One would be that if we’d brought these companies together — and I say this somewhat in jest, but it makes a point — we should have fired the top 50 executives, myself included, and hired 50 new executives who brought new perspectives and could look at this through the focus on the future, not in the rearview mirror. It would have done better. There is a reason why that happens whenever a new president is elected. They bring in an entirely new team to get behind their vision and execute that vision. If it were the same 50 people from the prior administration being asked to implement new policies for the new president, it would not work.

An interesting way to think about a mega-merger: combine the assets and get new blood in there to run it.

After my post last night about HBO breaking its cable addiction, a number of you pointed out that this will never happen because HBO is owned by Time Warner.

That’s true — but remember that Time Warner Cable hasn’t been affiliated with Time Warner since 2009. They share a name (which they use under license), but they’re a completely independent company. Time Warner owns HBO, not Time Warner Cable. 
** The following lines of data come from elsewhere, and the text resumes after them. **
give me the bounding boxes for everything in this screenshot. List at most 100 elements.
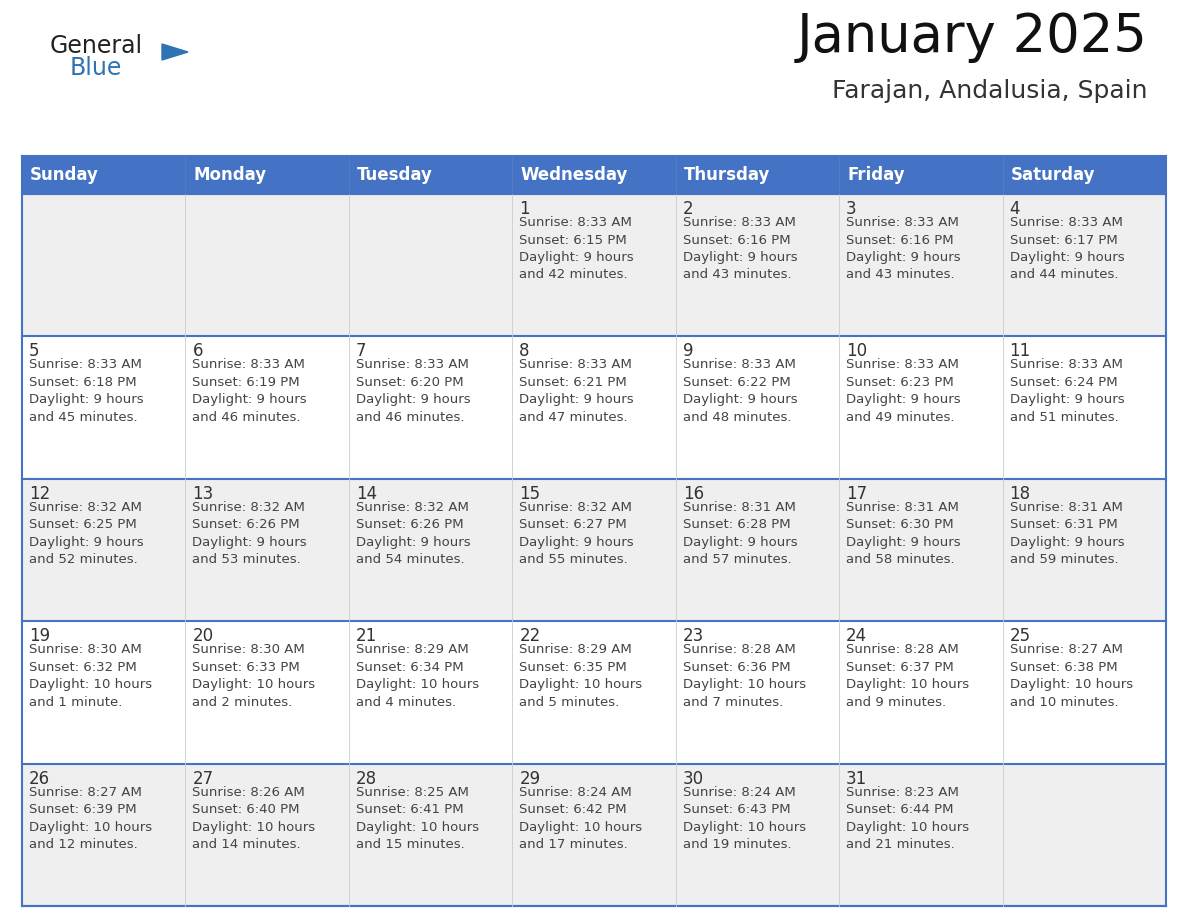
- Bar: [1003, 479, 1165, 621]
- Bar: [512, 156, 676, 194]
- Bar: [23, 764, 185, 906]
- Bar: [185, 194, 349, 336]
- Bar: [676, 479, 839, 621]
- Text: 24: 24: [846, 627, 867, 645]
- Text: 17: 17: [846, 485, 867, 503]
- Text: Saturday: Saturday: [1011, 166, 1095, 184]
- Bar: [676, 621, 839, 764]
- Text: 27: 27: [192, 769, 214, 788]
- Bar: [1003, 621, 1165, 764]
- Bar: [512, 194, 676, 336]
- Bar: [349, 156, 512, 194]
- Bar: [1003, 336, 1165, 479]
- Text: Blue: Blue: [70, 56, 122, 80]
- Text: 29: 29: [519, 769, 541, 788]
- Text: 6: 6: [192, 342, 203, 361]
- Text: Sunrise: 8:33 AM
Sunset: 6:19 PM
Daylight: 9 hours
and 46 minutes.: Sunrise: 8:33 AM Sunset: 6:19 PM Dayligh…: [192, 358, 307, 424]
- Text: 8: 8: [519, 342, 530, 361]
- Text: Sunrise: 8:30 AM
Sunset: 6:32 PM
Daylight: 10 hours
and 1 minute.: Sunrise: 8:30 AM Sunset: 6:32 PM Dayligh…: [29, 644, 152, 709]
- Bar: [676, 336, 839, 479]
- Text: Friday: Friday: [847, 166, 905, 184]
- Bar: [839, 621, 1003, 764]
- Bar: [349, 621, 512, 764]
- Bar: [349, 194, 512, 336]
- Text: 11: 11: [1010, 342, 1031, 361]
- Text: 1: 1: [519, 200, 530, 218]
- Text: 13: 13: [192, 485, 214, 503]
- Text: Monday: Monday: [194, 166, 266, 184]
- Text: Sunrise: 8:23 AM
Sunset: 6:44 PM
Daylight: 10 hours
and 21 minutes.: Sunrise: 8:23 AM Sunset: 6:44 PM Dayligh…: [846, 786, 969, 851]
- Text: Sunrise: 8:33 AM
Sunset: 6:15 PM
Daylight: 9 hours
and 42 minutes.: Sunrise: 8:33 AM Sunset: 6:15 PM Dayligh…: [519, 216, 634, 282]
- Bar: [23, 156, 185, 194]
- Text: 26: 26: [29, 769, 50, 788]
- Text: Sunrise: 8:27 AM
Sunset: 6:38 PM
Daylight: 10 hours
and 10 minutes.: Sunrise: 8:27 AM Sunset: 6:38 PM Dayligh…: [1010, 644, 1132, 709]
- Text: Sunrise: 8:32 AM
Sunset: 6:27 PM
Daylight: 9 hours
and 55 minutes.: Sunrise: 8:32 AM Sunset: 6:27 PM Dayligh…: [519, 501, 634, 566]
- Text: Sunrise: 8:32 AM
Sunset: 6:26 PM
Daylight: 9 hours
and 54 minutes.: Sunrise: 8:32 AM Sunset: 6:26 PM Dayligh…: [356, 501, 470, 566]
- Polygon shape: [162, 44, 188, 60]
- Text: 31: 31: [846, 769, 867, 788]
- Bar: [512, 764, 676, 906]
- Text: Sunrise: 8:28 AM
Sunset: 6:36 PM
Daylight: 10 hours
and 7 minutes.: Sunrise: 8:28 AM Sunset: 6:36 PM Dayligh…: [683, 644, 805, 709]
- Text: Sunrise: 8:32 AM
Sunset: 6:26 PM
Daylight: 9 hours
and 53 minutes.: Sunrise: 8:32 AM Sunset: 6:26 PM Dayligh…: [192, 501, 307, 566]
- Text: General: General: [50, 34, 143, 58]
- Text: Sunrise: 8:33 AM
Sunset: 6:16 PM
Daylight: 9 hours
and 43 minutes.: Sunrise: 8:33 AM Sunset: 6:16 PM Dayligh…: [683, 216, 797, 282]
- Bar: [512, 621, 676, 764]
- Bar: [512, 336, 676, 479]
- Text: 10: 10: [846, 342, 867, 361]
- Text: Sunrise: 8:33 AM
Sunset: 6:17 PM
Daylight: 9 hours
and 44 minutes.: Sunrise: 8:33 AM Sunset: 6:17 PM Dayligh…: [1010, 216, 1124, 282]
- Text: Thursday: Thursday: [684, 166, 770, 184]
- Text: 4: 4: [1010, 200, 1020, 218]
- Text: 30: 30: [683, 769, 703, 788]
- Text: 3: 3: [846, 200, 857, 218]
- Text: Sunrise: 8:33 AM
Sunset: 6:24 PM
Daylight: 9 hours
and 51 minutes.: Sunrise: 8:33 AM Sunset: 6:24 PM Dayligh…: [1010, 358, 1124, 424]
- Text: Wednesday: Wednesday: [520, 166, 627, 184]
- Bar: [839, 479, 1003, 621]
- Text: Tuesday: Tuesday: [356, 166, 432, 184]
- Bar: [839, 156, 1003, 194]
- Text: 22: 22: [519, 627, 541, 645]
- Bar: [23, 479, 185, 621]
- Text: 5: 5: [29, 342, 39, 361]
- Bar: [185, 156, 349, 194]
- Text: Sunrise: 8:32 AM
Sunset: 6:25 PM
Daylight: 9 hours
and 52 minutes.: Sunrise: 8:32 AM Sunset: 6:25 PM Dayligh…: [29, 501, 144, 566]
- Text: 15: 15: [519, 485, 541, 503]
- Text: 9: 9: [683, 342, 694, 361]
- Text: 25: 25: [1010, 627, 1031, 645]
- Text: Sunrise: 8:30 AM
Sunset: 6:33 PM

If you want proof of just how unaffiliated the two are now, look no further than the fact that Time Warner Cable is only now getting HBO Go access. Comcast and a dozen other cable providers got access first as TW/TWC negotiations dragged on. 

So while it’s a bit confusing, HBO’s Time Warner parent shouldn’t hamper my plan. Time Warner should be looking towards the future, not their old cable subsidiary.